Retomando el espíritu de la saga, John Rambo trae la guerra a casa otra vez, olvidando entornos exóticos y caudillos de guerra extranjeros para revisitar el trauma, la oscuridad y la brutalidad del ser humano.
A esta altura es fácil burlarse de Stallone, por la (brillante) auto parodia que fue The Expendables o la caricatura de sí mismo en la que se ha convertido el actor con el paso de los años, reavivando franquicias que lo hicieron famoso de forma casi frenética, pero a través del lente correcto, Rambo: Last Blood es mucho más de lo que sugería el tráiler, una versión gritty e híper violenta de “Mi Pobre Angelito”.
Last Blood rescata las raíces de una serie que supo retratar de forma oscura y salvaje los demonios que Estados Unidos trajo de vuelta después de la derrota en Vietnam, con un ejército de hombres rotos que habían visto cara a cara los horrores de la guerra en un infierno húmedo y selvático, fracasando en reinsertarse en una sociedad que los alienaba y excluía. La saga Rambo, como Rocky, comenzó con una historia humana y bajada a tierra, al nivel del barro y el éxito las convirtió en abanderadas grandilocuentes del sueño americano y las bondades del capitalismo, de una nación que se erigía como campeona de las libertades y policía global, sin embargo el horror, el trauma y las miserias humanas siempre estuvieron presentes en los dos personajes más emblemáticos de Stallone.
La última entrega de Rambo rompe el esquema de enemigo exterior, de la batalla en territorio foráneo y trae la guerra de vuelta a casa. Si bien los antagonistas de la cinta son tratantes de blancas mexicanos, el verdadero enemigo de Rambo es su propia oscuridad, todavía latente después de volver a su hogar natal, de haber formulado una familia con una mujer mexicana y su nieta y de contribuir como rescatista voluntario para las fuerzas locales, la sed de conflicto sigue ahí. Y el conflicto estalla cuando la nieta adoptiva de Rambo es secuestrada y se inicia un calvario de brutalidad y miseria que hace resurgir el monstruo que trata de esconder bajo su nueva faceta como un ciudadano más.
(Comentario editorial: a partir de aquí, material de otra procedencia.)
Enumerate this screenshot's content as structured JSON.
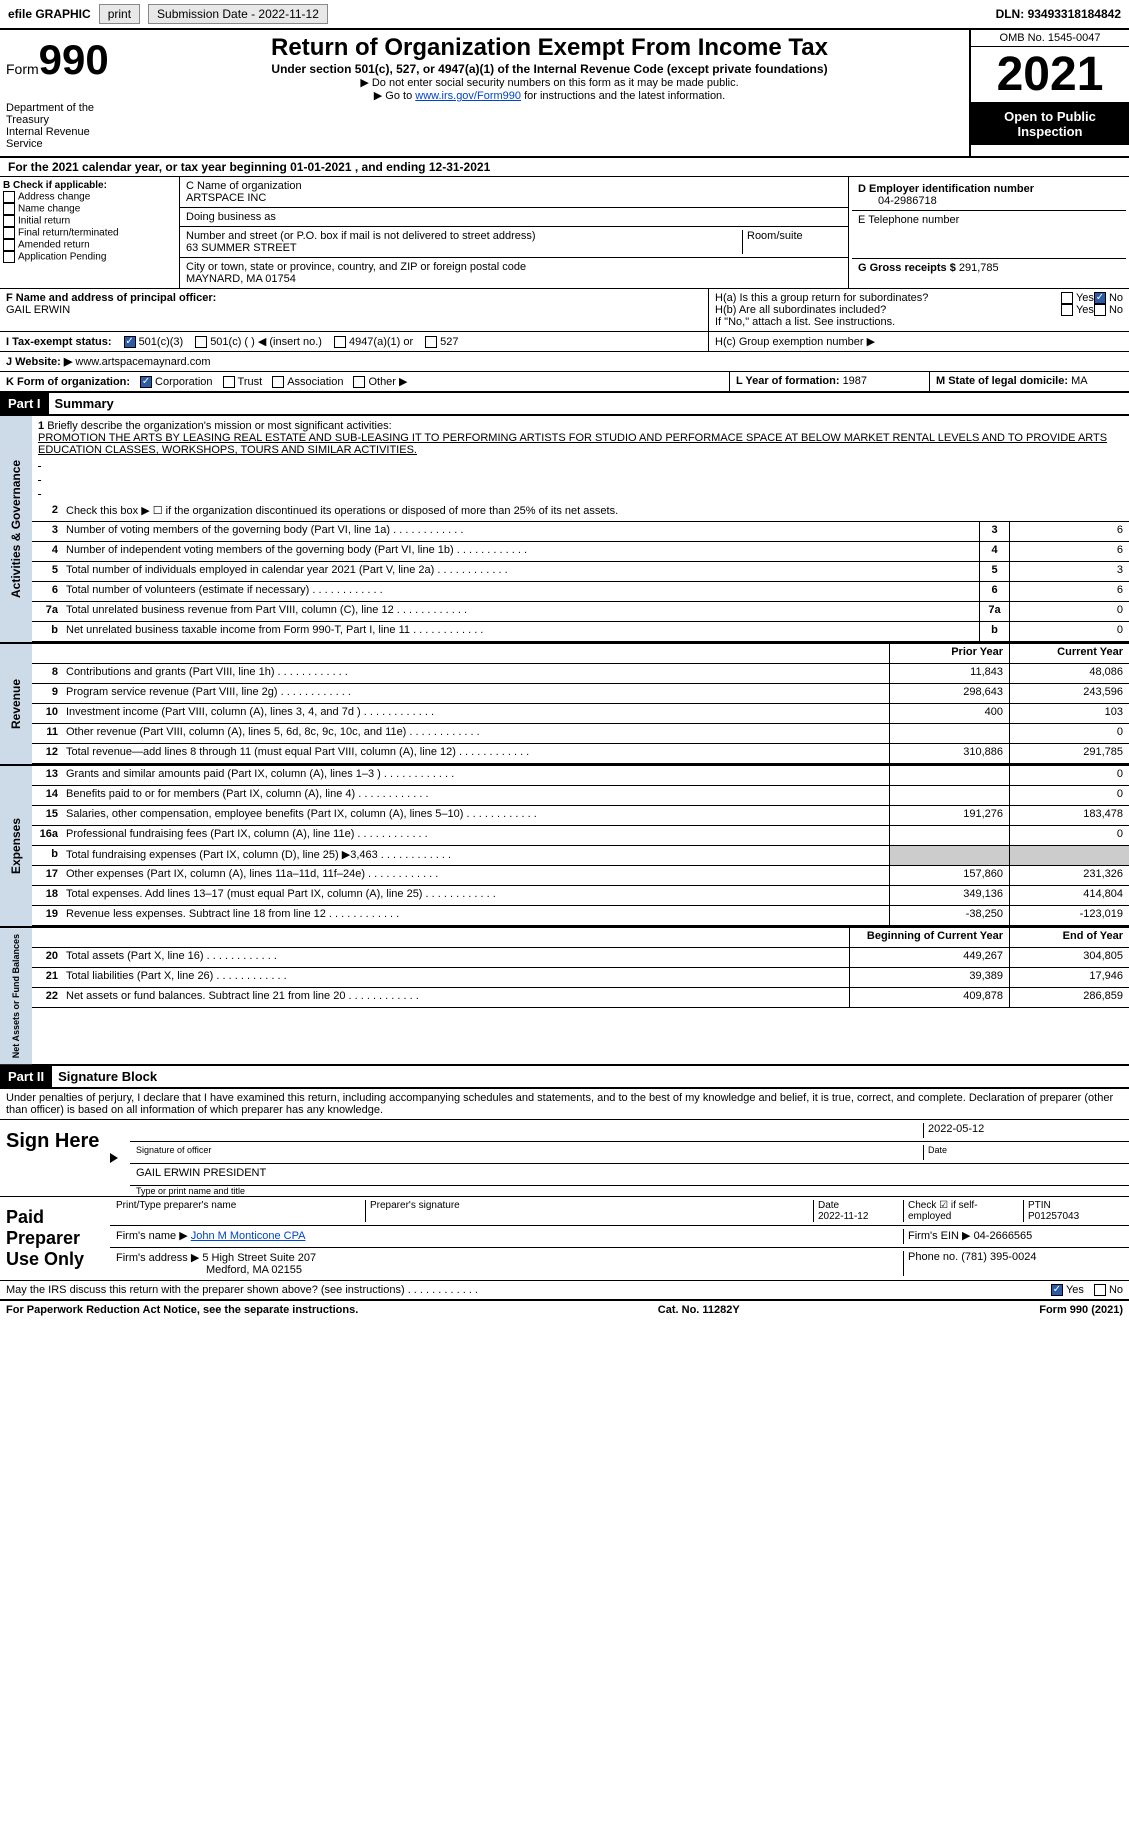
{
  "top": {
    "efile": "efile GRAPHIC",
    "print": "print",
    "sub_date_label": "Submission Date - ",
    "sub_date": "2022-11-12",
    "dln_label": "DLN: ",
    "dln": "93493318184842"
  },
  "header": {
    "form_label": "Form",
    "form_num": "990",
    "dept": "Department of the Treasury\nInternal Revenue Service",
    "title": "Return of Organization Exempt From Income Tax",
    "subtitle": "Under section 501(c), 527, or 4947(a)(1) of the Internal Revenue Code (except private foundations)",
    "instr1": "▶ Do not enter social security numbers on this form as it may be made public.",
    "instr2_a": "▶ Go to ",
    "instr2_link": "www.irs.gov/Form990",
    "instr2_b": " for instructions and the latest information.",
    "omb": "OMB No. 1545-0047",
    "year": "2021",
    "pub": "Open to Public Inspection"
  },
  "period": {
    "text_a": "For the 2021 calendar year, or tax year beginning ",
    "begin": "01-01-2021",
    "text_b": " , and ending ",
    "end": "12-31-2021"
  },
  "boxB": {
    "label": "B Check if applicable:",
    "items": [
      "Address change",
      "Name change",
      "Initial return",
      "Final return/terminated",
      "Amended return",
      "Application Pending"
    ]
  },
  "boxC": {
    "name_label": "C Name of organization",
    "name": "ARTSPACE INC",
    "dba_label": "Doing business as",
    "dba": "",
    "street_label": "Number and street (or P.O. box if mail is not delivered to street address)",
    "street": "63 SUMMER STREET",
    "room_label": "Room/suite",
    "room": "",
    "city_label": "City or town, state or province, country, and ZIP or foreign postal code",
    "city": "MAYNARD, MA  01754"
  },
  "boxD": {
    "label": "D Employer identification number",
    "value": "04-2986718"
  },
  "boxE": {
    "label": "E Telephone number",
    "value": ""
  },
  "boxG": {
    "label": "G Gross receipts $ ",
    "value": "291,785"
  },
  "boxF": {
    "label": "F  Name and address of principal officer:",
    "name": "GAIL ERWIN"
  },
  "boxH": {
    "a": "H(a)  Is this a group return for subordinates?",
    "b": "H(b)  Are all subordinates included?",
    "b_note": "If \"No,\" attach a list. See instructions.",
    "c": "H(c)  Group exemption number ▶",
    "yes": "Yes",
    "no": "No"
  },
  "boxI": {
    "label": "I  Tax-exempt status:",
    "o1": "501(c)(3)",
    "o2": "501(c) (  ) ◀ (insert no.)",
    "o3": "4947(a)(1) or",
    "o4": "527"
  },
  "boxJ": {
    "label": "J  Website: ▶",
    "value": "www.artspacemaynard.com"
  },
  "boxK": {
    "label": "K Form of organization:",
    "o1": "Corporation",
    "o2": "Trust",
    "o3": "Association",
    "o4": "Other ▶"
  },
  "boxL": {
    "label": "L Year of formation: ",
    "value": "1987"
  },
  "boxM": {
    "label": "M State of legal domicile: ",
    "value": "MA"
  },
  "part1": {
    "hdr": "Part I",
    "title": "Summary",
    "l1_label": "Briefly describe the organization's mission or most significant activities:",
    "l1_text": "PROMOTION THE ARTS BY LEASING REAL ESTATE AND SUB-LEASING IT TO PERFORMING ARTISTS FOR STUDIO AND PERFORMACE SPACE AT BELOW MARKET RENTAL LEVELS AND TO PROVIDE ARTS EDUCATION CLASSES, WORKSHOPS, TOURS AND SIMILAR ACTIVITIES.",
    "l2": "Check this box ▶ ☐ if the organization discontinued its operations or disposed of more than 25% of its net assets.",
    "vtab_ag": "Activities & Governance",
    "vtab_rev": "Revenue",
    "vtab_exp": "Expenses",
    "vtab_na": "Net Assets or Fund Balances",
    "lines_ag": [
      {
        "n": "3",
        "d": "Number of voting members of the governing body (Part VI, line 1a)",
        "v": "6"
      },
      {
        "n": "4",
        "d": "Number of independent voting members of the governing body (Part VI, line 1b)",
        "v": "6"
      },
      {
        "n": "5",
        "d": "Total number of individuals employed in calendar year 2021 (Part V, line 2a)",
        "v": "3"
      },
      {
        "n": "6",
        "d": "Total number of volunteers (estimate if necessary)",
        "v": "6"
      },
      {
        "n": "7a",
        "d": "Total unrelated business revenue from Part VIII, column (C), line 12",
        "v": "0"
      },
      {
        "n": "b",
        "d": "Net unrelated business taxable income from Form 990-T, Part I, line 11",
        "v": "0"
      }
    ],
    "colhdr_prior": "Prior Year",
    "colhdr_curr": "Current Year",
    "colhdr_begin": "Beginning of Current Year",
    "colhdr_end": "End of Year",
    "lines_rev": [
      {
        "n": "8",
        "d": "Contributions and grants (Part VIII, line 1h)",
        "p": "11,843",
        "c": "48,086"
      },
      {
        "n": "9",
        "d": "Program service revenue (Part VIII, line 2g)",
        "p": "298,643",
        "c": "243,596"
      },
      {
        "n": "10",
        "d": "Investment income (Part VIII, column (A), lines 3, 4, and 7d )",
        "p": "400",
        "c": "103"
      },
      {
        "n": "11",
        "d": "Other revenue (Part VIII, column (A), lines 5, 6d, 8c, 9c, 10c, and 11e)",
        "p": "",
        "c": "0"
      },
      {
        "n": "12",
        "d": "Total revenue—add lines 8 through 11 (must equal Part VIII, column (A), line 12)",
        "p": "310,886",
        "c": "291,785"
      }
    ],
    "lines_exp": [
      {
        "n": "13",
        "d": "Grants and similar amounts paid (Part IX, column (A), lines 1–3 )",
        "p": "",
        "c": "0"
      },
      {
        "n": "14",
        "d": "Benefits paid to or for members (Part IX, column (A), line 4)",
        "p": "",
        "c": "0"
      },
      {
        "n": "15",
        "d": "Salaries, other compensation, employee benefits (Part IX, column (A), lines 5–10)",
        "p": "191,276",
        "c": "183,478"
      },
      {
        "n": "16a",
        "d": "Professional fundraising fees (Part IX, column (A), line 11e)",
        "p": "",
        "c": "0"
      },
      {
        "n": "b",
        "d": "Total fundraising expenses (Part IX, column (D), line 25) ▶3,463",
        "p": "SHADE",
        "c": "SHADE"
      },
      {
        "n": "17",
        "d": "Other expenses (Part IX, column (A), lines 11a–11d, 11f–24e)",
        "p": "157,860",
        "c": "231,326"
      },
      {
        "n": "18",
        "d": "Total expenses. Add lines 13–17 (must equal Part IX, column (A), line 25)",
        "p": "349,136",
        "c": "414,804"
      },
      {
        "n": "19",
        "d": "Revenue less expenses. Subtract line 18 from line 12",
        "p": "-38,250",
        "c": "-123,019"
      }
    ],
    "lines_na": [
      {
        "n": "20",
        "d": "Total assets (Part X, line 16)",
        "p": "449,267",
        "c": "304,805"
      },
      {
        "n": "21",
        "d": "Total liabilities (Part X, line 26)",
        "p": "39,389",
        "c": "17,946"
      },
      {
        "n": "22",
        "d": "Net assets or fund balances. Subtract line 21 from line 20",
        "p": "409,878",
        "c": "286,859"
      }
    ]
  },
  "part2": {
    "hdr": "Part II",
    "title": "Signature Block",
    "penalties": "Under penalties of perjury, I declare that I have examined this return, including accompanying schedules and statements, and to the best of my knowledge and belief, it is true, correct, and complete. Declaration of preparer (other than officer) is based on all information of which preparer has any knowledge.",
    "sign_here": "Sign Here",
    "sig_officer": "Signature of officer",
    "sig_date": "2022-05-12",
    "date_lbl": "Date",
    "officer_name": "GAIL ERWIN  PRESIDENT",
    "type_name": "Type or print name and title",
    "paid_prep": "Paid Preparer Use Only",
    "prep_name_lbl": "Print/Type preparer's name",
    "prep_sig_lbl": "Preparer's signature",
    "prep_date_lbl": "Date",
    "prep_date": "2022-11-12",
    "check_self": "Check ☑ if self-employed",
    "ptin_lbl": "PTIN",
    "ptin": "P01257043",
    "firm_name_lbl": "Firm's name  ▶ ",
    "firm_name": "John M Monticone CPA",
    "firm_ein_lbl": "Firm's EIN ▶ ",
    "firm_ein": "04-2666565",
    "firm_addr_lbl": "Firm's address ▶ ",
    "firm_addr1": "5 High Street Suite 207",
    "firm_addr2": "Medford, MA  02155",
    "phone_lbl": "Phone no. ",
    "phone": "(781) 395-0024",
    "may_irs": "May the IRS discuss this return with the preparer shown above? (see instructions)",
    "yes": "Yes",
    "no": "No"
  },
  "footer": {
    "left": "For Paperwork Reduction Act Notice, see the separate instructions.",
    "center": "Cat. No. 11282Y",
    "right": "Form 990 (2021)"
  }
}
Es interesante que el enemigo de la película sea un cartel mexicano que trata y esclaviza a sus propias mujeres, porque traza un paralelo con la industria militar norteamericana que usa y descarta jóvenes para perpetuar el negocio de la guerra. Tal vez, establecer que el verdadero enemigo de Rambo en su entrega final sea el capitalismo es un poco extremo, pero no dista mucho de la sensación final y es coherente con la estructura de la saga.
Rambo: Last Blood retrasa el conflicto en un vía crucis a través de un mundo de trata y muerte, con un protagonista que entre la vejez y la contención de una bestialidad interna y temida, finalmente explota y esta explosión sucede de forma abrumadora, con cuotas de gore al nivel de la cuarta entrega de la serie, más cerca del grindhouse que del cine bélico o de aventuras. Y el enfrentamiento final, el “Home Alone Gritty” que el tráiler mostraba de forma un tanto desencajada, funciona y actúa en armonía con el espíritu de la saga.
Stallone entrega un capítulo final que es digno de la obra original, con dosis de brutalidad muy altas, un mundo oscuro y desesperanzado donde la única moneda y ley es la violencia, con un actor que se esfuerza por alcanzar el dramatismo acorde a sus limitaciones, acompañado por actrices mucho más capaces como Paz Vega (Lucía y el Sexo) y Adriana Barraza (Babel) con un dúo de villanos entretenido y autóctono (Es decir: mexicanos haciendo de mexicanos y hablando en castellano la mayor parte del tiempo) y un Rambo digno de su génesis salvaje y febril, Last Blood es una Gran Torino à la Stallone, un relato que bebe más de las historias de cowboys venidos a menos y traficantes inhumanos del post western de Cormac McCarthy que del musculoso ejercito de un solo hombre que hizo famosa a la serie, con dibujitos animados y figuras de acción de por medio. Este es un Rambo digno de los tiempos que corren y un ocaso magistral para uno de los mejores personajes de Sly.